Changes in the Handbook
· A separate chapter on vaccination for international travel has been added (Part 2.2).
· The chapter previously entitled 'Special risk groups' has been changed to 'Groups with special vaccination requirements' (Part 2.3). It includes recommendations for patients who have special vaccination needs, those who may experience more frequent adverse advents, and those who may have a suboptimal response to vaccination. Recommendations for immunisation of certain occupational groups are also included.
· Injection technique has been further clarified with new photographs demonstrating intramuscular (IM ) and subcutaneous (SC) injections.

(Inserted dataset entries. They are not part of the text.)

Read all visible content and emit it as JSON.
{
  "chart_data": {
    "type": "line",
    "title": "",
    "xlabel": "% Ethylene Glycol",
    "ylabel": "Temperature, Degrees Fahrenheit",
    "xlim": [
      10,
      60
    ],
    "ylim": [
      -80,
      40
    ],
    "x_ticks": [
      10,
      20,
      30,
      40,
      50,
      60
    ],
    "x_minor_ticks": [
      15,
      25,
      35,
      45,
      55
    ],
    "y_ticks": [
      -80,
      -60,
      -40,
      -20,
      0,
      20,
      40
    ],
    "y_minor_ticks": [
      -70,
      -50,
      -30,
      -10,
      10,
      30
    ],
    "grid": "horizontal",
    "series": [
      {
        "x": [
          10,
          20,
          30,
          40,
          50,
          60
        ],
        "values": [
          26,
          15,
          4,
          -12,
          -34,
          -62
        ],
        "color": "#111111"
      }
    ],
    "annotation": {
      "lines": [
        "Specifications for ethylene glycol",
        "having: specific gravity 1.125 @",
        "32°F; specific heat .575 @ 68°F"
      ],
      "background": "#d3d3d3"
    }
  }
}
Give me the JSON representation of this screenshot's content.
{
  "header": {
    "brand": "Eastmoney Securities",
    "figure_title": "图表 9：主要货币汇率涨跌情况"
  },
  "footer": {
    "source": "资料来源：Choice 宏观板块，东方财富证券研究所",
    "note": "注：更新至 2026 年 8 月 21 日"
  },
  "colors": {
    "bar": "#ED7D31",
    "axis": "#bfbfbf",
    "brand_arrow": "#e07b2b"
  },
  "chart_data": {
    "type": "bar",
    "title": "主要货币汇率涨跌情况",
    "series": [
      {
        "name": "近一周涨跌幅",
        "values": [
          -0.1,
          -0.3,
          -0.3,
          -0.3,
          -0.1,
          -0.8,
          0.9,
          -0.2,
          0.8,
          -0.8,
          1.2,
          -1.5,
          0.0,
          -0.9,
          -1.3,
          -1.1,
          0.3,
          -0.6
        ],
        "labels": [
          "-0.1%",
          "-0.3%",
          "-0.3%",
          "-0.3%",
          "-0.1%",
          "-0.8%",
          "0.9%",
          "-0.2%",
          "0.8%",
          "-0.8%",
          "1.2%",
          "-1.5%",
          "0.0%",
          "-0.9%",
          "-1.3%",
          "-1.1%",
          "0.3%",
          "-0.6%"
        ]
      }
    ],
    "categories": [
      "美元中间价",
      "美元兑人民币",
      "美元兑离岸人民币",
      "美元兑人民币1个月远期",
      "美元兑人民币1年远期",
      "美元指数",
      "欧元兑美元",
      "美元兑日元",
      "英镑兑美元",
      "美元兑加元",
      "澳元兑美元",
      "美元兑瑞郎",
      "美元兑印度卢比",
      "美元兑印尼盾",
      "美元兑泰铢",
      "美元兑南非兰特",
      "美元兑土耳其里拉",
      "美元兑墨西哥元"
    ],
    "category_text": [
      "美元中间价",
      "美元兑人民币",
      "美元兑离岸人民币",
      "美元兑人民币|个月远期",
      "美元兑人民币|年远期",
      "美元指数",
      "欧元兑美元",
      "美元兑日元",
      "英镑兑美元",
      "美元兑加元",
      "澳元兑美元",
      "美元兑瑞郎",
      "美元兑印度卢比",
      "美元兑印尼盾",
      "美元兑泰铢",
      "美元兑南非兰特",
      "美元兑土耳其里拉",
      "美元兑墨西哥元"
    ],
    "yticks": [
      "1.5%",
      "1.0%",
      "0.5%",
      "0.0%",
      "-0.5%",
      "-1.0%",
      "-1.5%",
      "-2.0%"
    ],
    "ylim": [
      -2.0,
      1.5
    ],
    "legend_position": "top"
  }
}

· The pre-vaccination questionnaire and assessment table have been revised.
· The risk/benefit table on the back cover of the Handbook has been updated.
· Revised catch-up schedules have been provided for all vaccines in the Australian Standard Vaccination Schedule.
· The table on “Common adverse reactions and what to do about them” (inside back cover) has been revised.
· The information on reporting of adverse events following immunisation has been updated to reflect recent changes to the national reporting arrangements.
· The information on the Australian Childhood Immunisation Register has been updated.
· Table 1.10.1: 'Information on vaccines exposed to different temperatures' has been revised.
· Levels of evidence for new recommendations have been included in the fully referenced electronic version of the Handbook. The print version of the Handbook will not be fully referenced nor include levels of evidence.